Likewise, we end it the same way. Sometimes we eat our dinner in the theater watching a DVD (especially on pizza night), but we all gather for the making of dinner. It's funny, because when I was a kid making dinner seemed an independent task assigned to Mom alone. Sure, we wandered through the kitchen sometimes to check the progress of the meal, as in "How long until dinner? I'm starved!" or "Do I have time to call Theresa?" But we didn't generally spend the prep time in the kitchen, though we did come together for dinner every night. Even on date night, we were generally expected to eat at home unless we were specifically going out to dinner with someone, which was rare indeed. If my brother or I wanted a date to start before our normal dinner time, the other party would have to join us for the meal. (You can imagine this didn't happen often, since teens seldom want their significant others to watch them eat, so perish the thought of eating at home complete with siblings and parents!)

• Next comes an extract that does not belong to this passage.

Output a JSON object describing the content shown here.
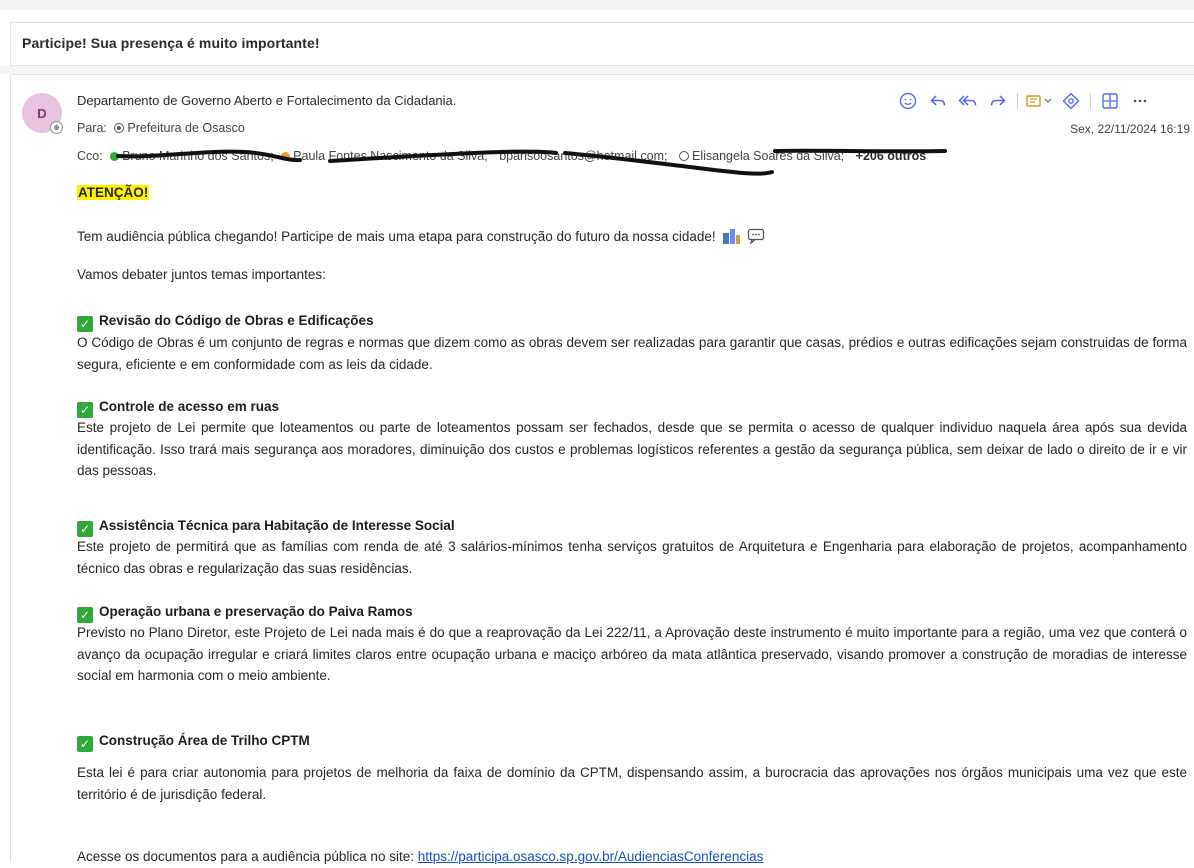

But it's different at our house. The meal itself may not be accompanied by in-depth conversation because the cooking time probably was. When I walk into the kitchen to start dinner (or make cookies, or look for a snack, even) my son seems to miraculously appear from the basement. Since I don't fix dinner at a set time every night, it can't be that he watches the clock. He just knows when I'm in the kitchen. These days he bounds up the stairs carrying his guitar which he quietly picks at and plays with while he recounts the events of the day. I get a rundown, class by class, of academic activities and smart alec comments his friends made. His stories of lunch are generally hilarious since he and his friends loudly recite their favorite You Tube videos, quote strange songs, chase each other across the quad, and duel with sporks. I'm sure all this frivolity must be counterproductive to the serious nature of education, but I'm happy that a 6'2" almost 15-year-old can still be a kid.
In addition to his daily play-by-play, my son throws out random facts about whatever I'm cooking. Tonight I made mushroom stroganoff so he told me strange things about mushrooms like why they grow in circles after it rains, why those circles are called fairy rings, and that the fungus part is really what is underground, not the mushroom itself. He even mentioned that the world's largest fungus is over four miles long and growing in Oregon. I haven't verified this information, so don't take it as the gospel truth. One of my son's best traits is his ability to entertain (which he gets from dear old Dad). Thus, he intersperses odd facts that he picked up from books or Discovery channel shows with things that sound good, even if they aren't true. As his dad always says, "It makes a good story." Those stories are now synonymous with dinner time at our house. Eating together is only a small part of the fun. It's the pre-dinner show that I enjoy most, and if I hang around the kitchen after dinner - perhaps contemplating a batch of cookies before T.V. time - I get an encore performance. Hmm... It's show time.